Bu gelişmelerin arka planında, Trump'ın dış politika vizyonu yatıyor. ABD'nin Ulusal Güvenlik Stratejisi, Avrupa'yı liberal bir tehdit olarak kodlarken, kıtasal liderleri "woke" tartışmalarında suçluyor. Bu ithamlar, AB'nin göç ve iklim politikalarını hedef alırken, NATO'da nüfus değişimini –göçmen akımlarını– bir güvenlik sorunu olarak sunuyor. Kallas'ın yanıtında kabul ettiği öz eleştiriler, Avrupa'nın Rusya'ya karşı savunma harcamalarını artırma baskısını yansıtıyor; zira kıta, NATO'nun yüzde 2 GSYİH hedefini tam karşılamamış durumda. Suskunluk ise, Trump'ı kızdırmama taktiği; zira ABD'nin ekonomik ve askeri gücü, AB'nin stratejik bir ortağı olarak hâlâ vazgeçilmez. Bu dinamik, Avrupa Birliği'ni kendi savunma ordusunu kurma tartışmalarına hızlandırabilir; zira Belçika ve Hollanda gibi ülkeler, bu yönde adımlar atıyor.
Bu diplomatik fırtına, küresel güç dengelerini de etkiliyor. Trump'ın Avrupa eleştirileri, Çin ve Rusya gibi rakiplere alan açarken, AB'nin ılımlı yanıtı kıtasal birliği koruma çabasını gösteriyor. Eski liderlerin sert sözleri, AB'nin içindeki sağ-sol gerilimini alevlendirirken, Kallas'ın dengeli yaklaşımı bir köprü görevi görüyor. Bu belge, transatlantik ilişkilerin yeni bir evresini müjdeliyor; zira ABD'nin "parazit" ithamı, müttefiklik bağlarını zehirliyor. Gelecek aylarda, NATO zirveleri ve Ukrayna müzakereleri bu gerilimi test edecek; zira Avrupa, kendi gücünü hafife almamalı.

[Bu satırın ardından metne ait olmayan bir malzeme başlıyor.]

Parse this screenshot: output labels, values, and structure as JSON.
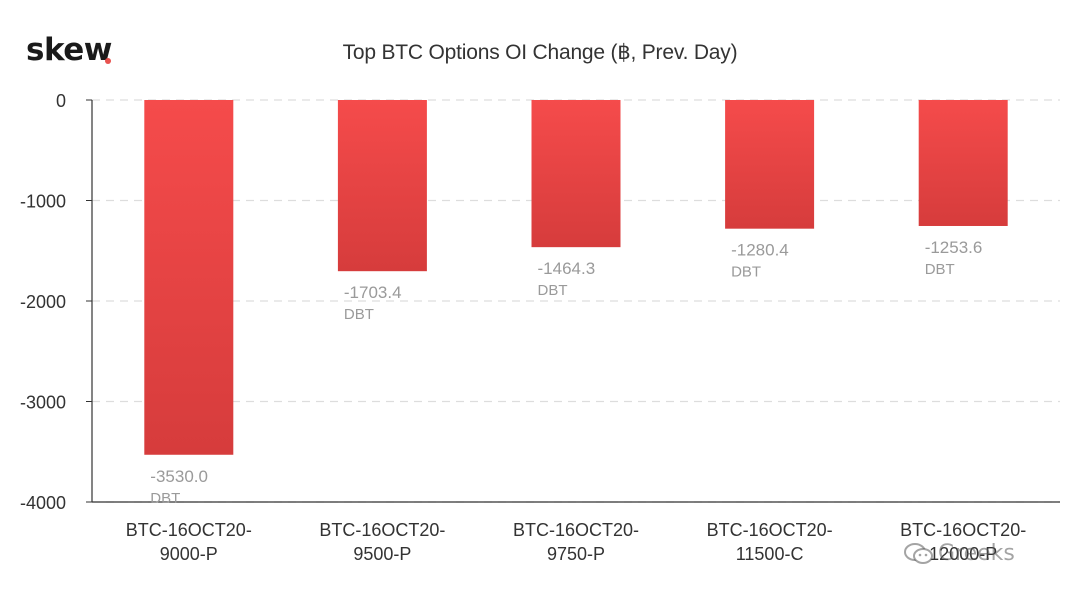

Sonuç olarak, ABD'nin Ulusal Güvenlik Stratejisi belgesinin Avrupa Birliği'ne yönelik ağır eleştirileri, Kaja Kallas'ın ılımlı yanıtıyla diplomatik bir yumuşak iniş yaptı. Kıtanın Rusya'ya karşı özgüvenini artırma çağrısı, eski liderlerin sert tepkileriyle dengelenirken, Trump yönetiminin ithamları ittifakı sarsıyor. Bu fırtına, AB'yi kendi savunma mimarisini güçlendirme yoluna iterken, transatlantik bağların geleceğini belirsizleştiriyor. Suskunluk taktiği ve öz eleştiriler, birliği korusa da, gerçek bir dönüşüm şart; zira müttefiklik, ithamlarla değil, karşılıklı saygıyla ayakta kalır. Bu tartışma, Avrupa'nın uyanışının habercisi olabilir.